Boot camp for Digital Systems Education, using a low cost FPGA board for learning digital electronics. Sponsored by a grant from the IEEE Computer Society for Emerging Technology.  View the boot camp resources on gihub.

https://github.com/jimbrake/FPGA_Boot_Camp

How do you use it?

  • Course flyer: Boot camp for Digital Systems Education
  • Slides for first day and second day (two day boot camp)
  • Slides from two earlier presentations: “Le Grande Tour …” and “lowcost_FPGA_boards”
  • Spreadsheets of: FPGA chips using free tools and FPGA PDF books available on web
  • Modifications for “Digital Logic Designer tool”: https://github.com/hneemann/Digital/
  • All files subject to modification, a date code is suffixed to each file.The FPGA board vendor provides a fifteen week internet course that supplements or continues the boot camp.

Why do you like it?

The charter of the IEEE Computer Society grant is:

  • To do for FPGAs what Raspberry Pi and Arduino have done for microprocessors;
  • To accomplish this the most suitable FPGA board and tool set suitable for high school students were located;
  • Schematic capture is used to create designs. VHDL or Verilog is generated by the Digital Logic Designer tool and run through the AMD/Xilinx Vivado tool and downloaded to the FPGA board.

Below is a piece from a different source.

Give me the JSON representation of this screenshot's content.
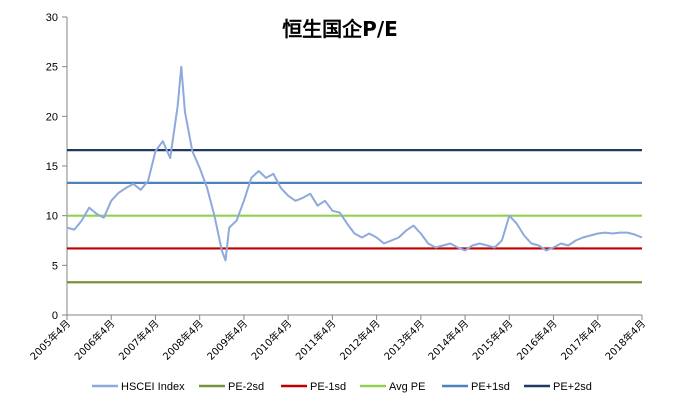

The goal of the grant is to make this approach main stream and to lower the cost of FPGA boards through economies of scale. Although advertised as a FPGA Boot Camp, it is really an introduction to digital electronics without the wiring. Students are a mixture of high school, college and continuing education. The students keep their FPGA boards.

Results from the first three sets of classes shows that the students succeed in this.

Target Audience

  • Student Ages 14-18
  • Educators Teaching Ages 14-18
  • Parents with Children Ages 14-18

Resource Creator Bio

James Brakefield – Senior Life Member. Gives 2+ talks per year to the Computer chapter, the Life Member affiliate group, and Consultant’s affiliate group in the Lone Star section and elsewhere. Past chair of LMAG and current chair of the Computer chapter. One patent with 70+ citations. Conference talks and mostly unrefereed journal publications. Maintains a list of microprocessor soft cores on Github and Opencores. Career as Research Engineer, digital designer, real-time embedded, laboratory software and system architect.